By now, most have probably heard the news splash about the forthcoming book by Simcha Jacobovici and Barrie Wilson, The Lost Gospel: Decoding the Sacred Text that Reveals Jesus’ Marriage to Mary Magdalene. If the number of emails in my inbox on this topic is any indication, then apparently the news has traveled fast.
If the title of this new book sounds like The Da Vinci Code redivivus, then you would be right. Jacobovici and Wilson are not the first to claim Jesus was married to Mary Magdalene. They stand in a long line of conspiracy theorists who have claimed the same thing, including the recently debunked Gospel of Jesus’ Wife (see my articles on this manuscript here and here).
Although I have not yet read this book, it seems that a few comments are in order to help prepare people for what is coming:
1. The reader should know that Jacobovici and Wilson have certainly not discovered a “Lost Gospel” in any normal sense of the term. We know about many gospels that did not make it into our New Testament canon (e.g., Gospel of Thomas, Gospel of Peter, Gospel of Mary), but this newly discovered text is not one of them. On the contrary, the authors base their claim on a Syriac manuscript, dated to the 6th century AD, that contains a pseudepigraphical story entitled Joseph and Aseneth. That story has been well known to scholars for years.
2. The story of Joseph and Aseneth has nothing to do with Jesus and Mary. It does not even mention Jesus and Mary. The authors are forced to argue that the story must be read allegorically–where Joseph=Jesus and Aseneth=Mary–in order to reach their conclusions. Needless to say, this is highly speculative and subjective.
3. Jacobovici, a filmmaker known for his documentaries, has already come under fire for his previous sensationalistic claim that he discovered the lost tomb of Jesus. This claim has been widely criticized in the academic community. For more on these criticisms, see the Time magazine article here.
4. There is absolutely zero evidence from early Christianity that Jesus was married. Not a single historical source anywhere tells us such a thing. The closest any source comes to doing so is a fragmented portion of the third-century Gospel of Philip where we are told that Jesus kissed Mary “on the…”, but the text is missing at precisely this point. But, aside from being a late gospel, the context of this passage does not suggest any sexual/romantic love for Mary. Even Bart Ehrman agrees that the affection Jesus shows Mary here is not a different kind than shown to his male disciples (Ehrman, Truth and Fiction in the Da Vinci Code, 179).

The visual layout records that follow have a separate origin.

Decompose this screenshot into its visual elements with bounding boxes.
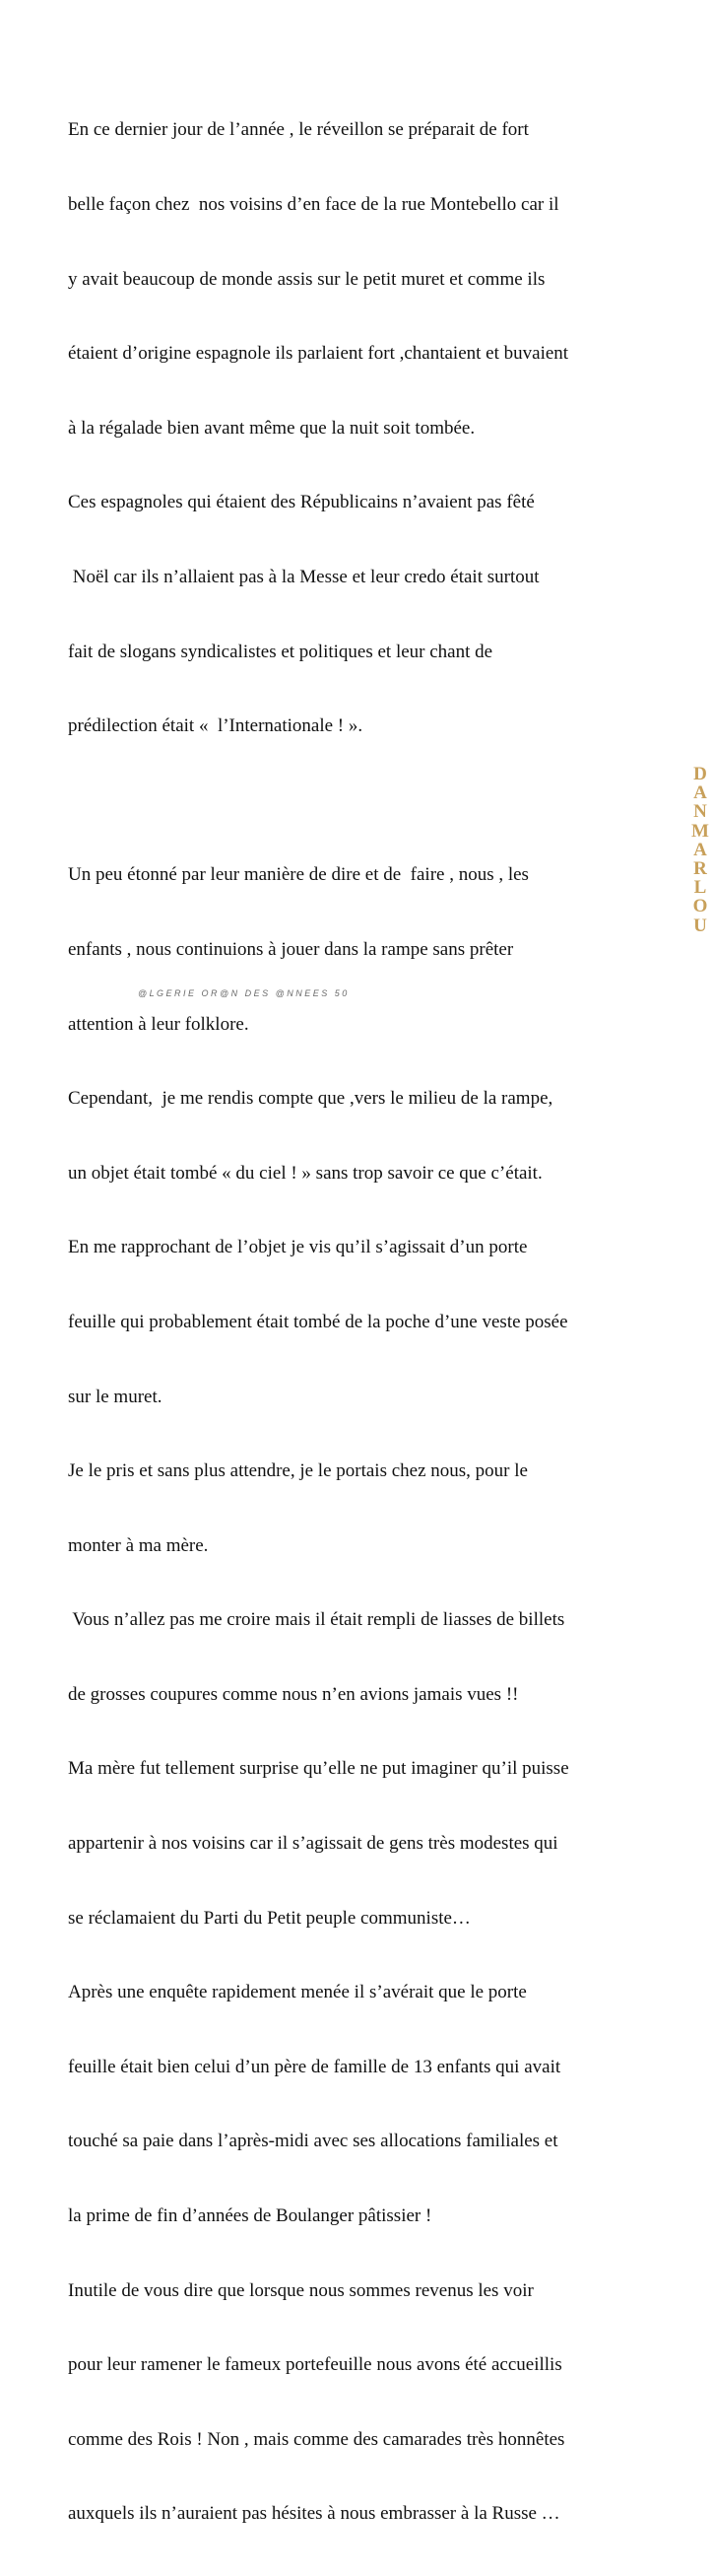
text-line: monter à ma mère. (68, 1534, 209, 1556)
side-signature-letter: A (693, 839, 707, 860)
side-signature-letter: R (693, 858, 707, 880)
text-line: Cependant, je me rendis compte que ,vers le milieu de la rampe, (68, 1088, 553, 1110)
text-line: de grosses coupures comme nous n’en avions jamais vues !! (68, 1683, 519, 1705)
text-line: Inutile de vous dire que lorsque nous sommes revenus les voir (68, 2279, 534, 2301)
side-signature-letter: O (692, 896, 708, 917)
text-line: auxquels ils n’auraient pas hésites à nous embrasser à la Russe … (68, 2503, 560, 2525)
text-line: belle façon chez nos voisins d’en face de la rue Montebello car il (68, 194, 559, 215)
text-line: feuille qui probablement était tombé de la poche d’une veste posée (68, 1311, 568, 1332)
text-line: sur le muret. (68, 1386, 162, 1407)
body-text (68, 68, 659, 2576)
side-signature-letter: D (693, 764, 707, 784)
side-signature-letter: L (693, 877, 707, 899)
text-line: feuille était bien celui d’un père de famille de 13 enfants qui avait (68, 2056, 561, 2077)
text-line: Un peu étonné par leur manière de dire et de faire , nous , les (68, 864, 529, 886)
text-line: prédilection était « l’Internationale ! ». (68, 715, 363, 737)
text-line: Je le pris et sans plus attendre, je le portais chez nous, pour le (68, 1460, 528, 1482)
text-line: Ma mère fut tellement surprise qu’elle ne put imaginer qu’il puisse (68, 1758, 569, 1780)
text-line: Après une enquête rapidement menée il s’avérait que le porte (68, 1982, 527, 2003)
text-line: En ce dernier jour de l’année , le réveillon se préparait de fort (68, 119, 529, 141)
text-line: un objet était tombé « du ciel ! » sans trop savoir ce que c’était. (68, 1162, 543, 1184)
page-footer: @ L G E R I E O R @ N D E S @ N N E E S 5 0 (138, 988, 348, 998)
text-line: à la régalade bien avant même que la nuit soit tombée. (68, 417, 476, 439)
side-signature-letter: U (693, 915, 707, 936)
text-line: touché sa paie dans l’après-midi avec ses allocations familiales et (68, 2131, 558, 2152)
side-signature-mark (689, 765, 711, 935)
text-line: Ces espagnoles qui étaient des Républicains n’avaient pas fêté (68, 492, 535, 513)
blank-line (68, 788, 659, 813)
text-line: Noël car ils n’allaient pas à la Messe et leur credo était surtout (68, 566, 540, 587)
text-line: fait de slogans syndicalistes et politiques et leur chant de (68, 641, 493, 662)
text-line: Vous n’allez pas me croire mais il était rempli de liasses de billets (68, 1609, 565, 1631)
side-signature-letter: M (691, 820, 709, 842)
text-line: y avait beaucoup de monde assis sur le petit muret et comme ils (68, 268, 546, 290)
text-line: appartenir à nos voisins car il s’agissait de gens très modestes qui (68, 1833, 558, 1855)
text-line: comme des Rois ! Non , mais comme des camarades très honnêtes (68, 2428, 565, 2450)
text-line: En me rapprochant de l’objet je vis qu’il s’agissait d’un porte (68, 1237, 528, 1258)
text-line: étaient d’origine espagnole ils parlaient fort ,chantaient et buvaient (68, 343, 569, 365)
side-signature-letter: A (693, 782, 707, 804)
side-signature-letter: N (693, 801, 707, 823)
text-line: la prime de fin d’années de Boulanger pâtissier ! (68, 2205, 432, 2227)
text-line: attention à leur folklore. (68, 1013, 249, 1035)
text-line: pour leur ramener le fameux portefeuille nous avons été accueillis (68, 2354, 562, 2376)
text-line: se réclamaient du Parti du Petit peuple communiste… (68, 1907, 471, 1929)
text-line: enfants , nous continuions à jouer dans la rampe sans prêter (68, 938, 514, 960)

With these four considerations in mind, it seems clear that we have yet another book that is marketed to the masses who love conspiracy theories. Such sensationalistic books no doubt make good financial sense, but they don’t make good history.
Justin Christopher Charles Clarke says
I once heard Dr. Craig Evans of Acadia Divinity School in Nova Scotia say that if Jesus was married then there is no reason the Church would need to hide it, because it would change nothing of the churches doctrine. Rather the churches outcry over the idea of Jesus having a wife is not that such an idea cuts Christianity at its core or proves it false but rather that the evidence being given is bad research. Would you agree?
Thanks, Mike. It’s kinda sad that we have to address this nonsense at all.
I read a snippet of the authors’ argument that Joseph=Jesus and Aseneth=Mary. It made the old “Why Fire Trucks Are Red” joke look like the epitome of logical deduction.
Pavel E. says
The article’s translation into Spanish is ready here:
Thanks for this valuable contribution.
Read the Poem of the Man-God, or the Gospel as Revealed to Me, seen and written by Maria Valtorta.
Christine Barney says
It seems odd to me that people who want nothing to do with Jesus personally, are so interested in His love life. The only interest is $$$$$$$$$$$. Jesus had a love affair that continues today and that is with human beings the world over.